The rise in the global prevalence of obesity has occurred in parallel with the increase in UPF consumption worldwide. Several studies have confirmed that increased consumption of UPF is associated with weight gain. In fact, evidence suggests that people consuming high amounts of UPF can have up to a 50% higher risk of developing obesity compared to those consuming less UPF. In 2019, researchers at the National Institutes of Health published results from a clinical trial in which 20 healthy adults lived in a controlled environment for four weeks receiving either unprocessed (whole foods) or processed food diets. The results couldn’t be more clear-cut: participants ate significantly more when the food was processed, accompanied by a significant weight gain despite the limited amount of time of the intervention. Recently, Dr Chris Van Tulleken conducted a similar experiment for a BBC documentary: after eating 80% of daily calories from UPF for a period of 4 weeks, he reported a weight gain of 6.5 kg.
"In fact, evidence suggests that people consuming high amounts of UPF can have up to a 50% higher risk of developing obesity compared to those consuming less UPF. " Camila Corvalan Assistant Professor, University of Chile
The association between UPF consumption and weight gain can be explained by at least three mechanisms.
First, UPFs are rich in calories, sugars, unhealthy saturated and trans fats and sodium, contributing to the rise in diet-related non-communicable diseases. Unfortunately, trends suggest that today, for many, the consumption of UPFs has replaced the consumption of natural or less processed foods that would generally be sources of proteins, vitamins, minerals, and fiber. Second, it is very difficult to stop eating UPF. UPFs do not have to be cut or chewed as much as whole foods , thus they travel rapidly into our stomachs without activating our satiety signals.
In a trial conducted at the National Institutes of Health of USA, participants in the UPF diet group ate faster and had higher levels of a hormone that fuels hunger and lower levels of a hormone that signals fullness. In the BBC experiment, Dr Van Tulleken noticed the following: “But worst of all, my brain rewired itself just as if I had developed an addiction to a drug of abuse”. A brain MRI scan confirmed Dr Van Tulleken’s theory: connections between the reward centre and areas that drive repetitive automatic behaviour significantly increased after following a 1-month UPF diet. He added: “my brain was telling me to eat ultra-processed food without my even wanting it”.

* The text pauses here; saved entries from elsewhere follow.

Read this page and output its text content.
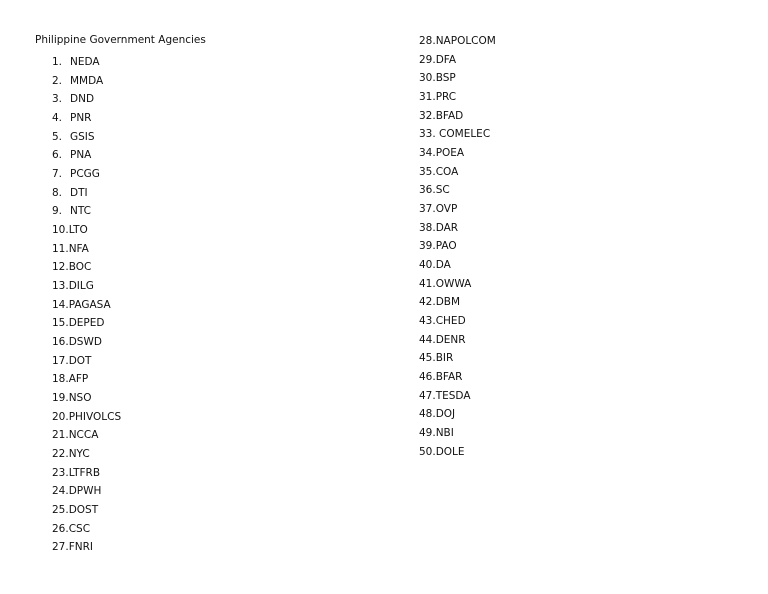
Philippine Government Agencies
1. NEDA
2. MMDA
3. DND
4. PNR
5. GSIS
6. PNA
7. PCGG
8. DTI
9. NTC
10.LTO
11.NFA
12.BOC
13.DILG
14.PAGASA
15.DEPED
16.DSWD
17.DOT
18.AFP
19.NSO
20.PHIVOLCS
21.NCCA
22.NYC
23.LTFRB
24.DPWH
25.DOST
26.CSC
27.FNRI
28.NAPOLCOM
29.DFA
30.BSP
31.PRC
32.BFAD
33. COMELEC
34.POEA
35.COA
36.SC
37.OVP
38.DAR
39.PAO
40.DA
41.OWWA
42.DBM
43.CHED
44.DENR
45.BIR
46.BFAR
47.TESDA
48.DOJ
49.NBI
50.DOLE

Third, UPFs are hyper-palatable, pleasing all senses, and extremely convenient to eat. For children who have less self-control and autonomy, it makes it almost impossible to escape the overwhelming temptation of UPF overconsumption, a factor exacerbated by aggressive marketing campaigns.

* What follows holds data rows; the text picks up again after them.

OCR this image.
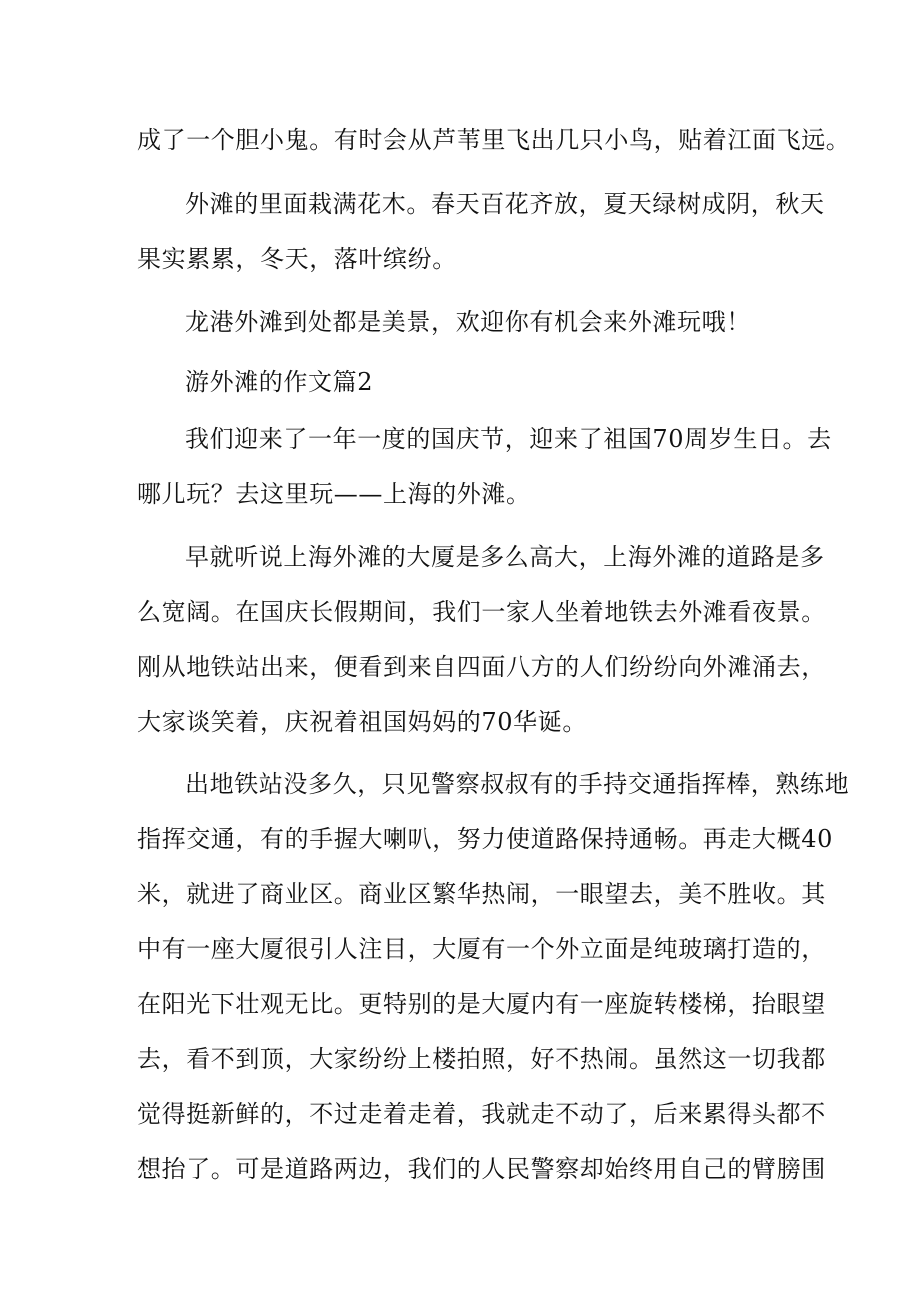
成了一个胆小鬼。有时会从芦苇里飞出几只小鸟，贴着江面飞远。

外滩的里面栽满花木。春天百花齐放，夏天绿树成阴，秋天
果实累累，冬天，落叶缤纷。

龙港外滩到处都是美景，欢迎你有机会来外滩玩哦！

游外滩的作文篇2

我们迎来了一年一度的国庆节，迎来了祖国70周岁生日。去
哪儿玩？去这里玩——上海的外滩。

早就听说上海外滩的大厦是多么高大，上海外滩的道路是多
么宽阔。在国庆长假期间，我们一家人坐着地铁去外滩看夜景。
刚从地铁站出来，便看到来自四面八方的人们纷纷向外滩涌去，
大家谈笑着，庆祝着祖国妈妈的70华诞。

出地铁站没多久，只见警察叔叔有的手持交通指挥棒，熟练地
指挥交通，有的手握大喇叭，努力使道路保持通畅。再走大概40
米，就进了商业区。商业区繁华热闹，一眼望去，美不胜收。其
中有一座大厦很引人注目，大厦有一个外立面是纯玻璃打造的，
在阳光下壮观无比。更特别的是大厦内有一座旋转楼梯，抬眼望
去，看不到顶，大家纷纷上楼拍照，好不热闹。虽然这一切我都
觉得挺新鲜的，不过走着走着，我就走不动了，后来累得头都不
想抬了。可是道路两边，我们的人民警察却始终用自己的臂膀围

If we want to address the current obesity pandemic, there is a need to dramatically decrease the consumption of UPF. Several non-profit organisations and UN agencies have made pleas to reduce the availability and consumption of UPFs, particularly for children. As we now know, the creation of healthier environments will only be achievable through the implementation of a package of policies that complement each other, and our approach towards UPF should be no different.
Innovative interventions are in place in different countries worldwide that aim to decrease UPF consumption while promoting the consumption of natural and minimally processed foods. Improving the diets of the population globally will require governments to adopt bold, all-encompassing multilateral approaches to improve our surrounding environments to shift away from consuming UPF and promote less harmful alternatives.
The time to fund and implement actions to ensure more resilient health for all is now, and this will require political leadership and engagement.